C++11 (and C11, and Rust, and almost every other systems programming language) have developed a memory model to discuss these problems. The model provides the following orderings:
- "Sequentially consistent" operations ensure all threads in the program "see" a single, consistent order of reads and writes. They are the easiest to reason about, but can also be the slowest.
- "Relaxed" operations are on the other side of the spectrum - they provide atomicity, but no ordering.
- In between these two extremes are "acquire" and "release" operations. Storing a value in thread A with release semantics and loading it in thread B with acquire semantics causes thread B to "see" all writes performed by A before the store.
All of Ogre's atomic operations (provided they don't fall back to using a mutex) are sequentially consistent. No performance is sacrificed on x86 or x86_64, since they're architectures with fairly strong ordering. Both a relaxed addition and a sequentially consistent addition translate into a single instruction:
Code: Select all
lock inc DWORD PTR [rdi]
and, similarly, sequentially consistent subtraction and acquire-release subtractions turn into the same thing:
Code: Select all
mov eax,0xffffffff
lock xadd DWORD PTR [rdi],eax
Code: Select all
dmb ; Memory barrier
loop:
ldrex r3, [r0] ; Load the value
adds r3, #1 ; Add one
strex r2, r3, [r0] ; Store the value if no other thread tried to change it.
cmp r2, #0
bne.n loop ; Try again if another thread did change it.
dmb
Code: Select all
loop:
ldrex r3, [r0] ; Load the value
adds r3, #1 ; Add one
strex r2, r3, [r0] ; Store the value if no other thread tried to change it.
cmp r2, #0
bne.n loop ; Try again if another thread did change it.
(You'll also note that ARM can't atomically read, modify, and write a value, so it has to loop until no other thread is trying to modify the value. This means that CAS loops, like the ones used to implement AtomicScalar<T>::operator+=, can be implemented more efficiently with a "weak" CAS.)
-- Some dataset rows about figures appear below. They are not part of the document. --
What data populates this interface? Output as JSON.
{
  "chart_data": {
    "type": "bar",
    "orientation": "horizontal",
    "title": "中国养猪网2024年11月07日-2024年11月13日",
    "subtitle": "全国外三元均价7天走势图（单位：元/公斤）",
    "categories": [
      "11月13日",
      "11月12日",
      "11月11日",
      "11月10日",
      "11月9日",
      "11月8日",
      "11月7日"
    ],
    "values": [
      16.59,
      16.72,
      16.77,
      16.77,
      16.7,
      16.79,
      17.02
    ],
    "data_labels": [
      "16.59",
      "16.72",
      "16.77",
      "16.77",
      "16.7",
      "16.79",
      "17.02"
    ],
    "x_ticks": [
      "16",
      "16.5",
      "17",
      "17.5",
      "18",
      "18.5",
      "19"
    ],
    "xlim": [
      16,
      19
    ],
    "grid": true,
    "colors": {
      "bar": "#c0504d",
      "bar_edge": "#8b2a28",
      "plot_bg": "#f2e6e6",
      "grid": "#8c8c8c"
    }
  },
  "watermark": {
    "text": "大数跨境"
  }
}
In summary, the atomic operations in Ogre need some rework, especially if it's going to take its cross-platform support seriously. The best solution would be to use the atomic types built into C++11, as current compilers are quite good at handling the nuances shown above. Barring that option, the next best thing would likely be Boost's Atomic. I know there are some concerns over Boost's performance, but it's not one monolithic library, and Boost.Atomic compiles down to the exact same assembly seen above. If neither of those options are acceptable, inline assembly for all the orderings is probably needed, and doing so requires a thorough understanding the nuances of all the supported architectures.
As a final note: It's also worth noting that the actual scalars in AtomicScalar are marked 'volatile'. This is not helpful here, as explained by this LWN article.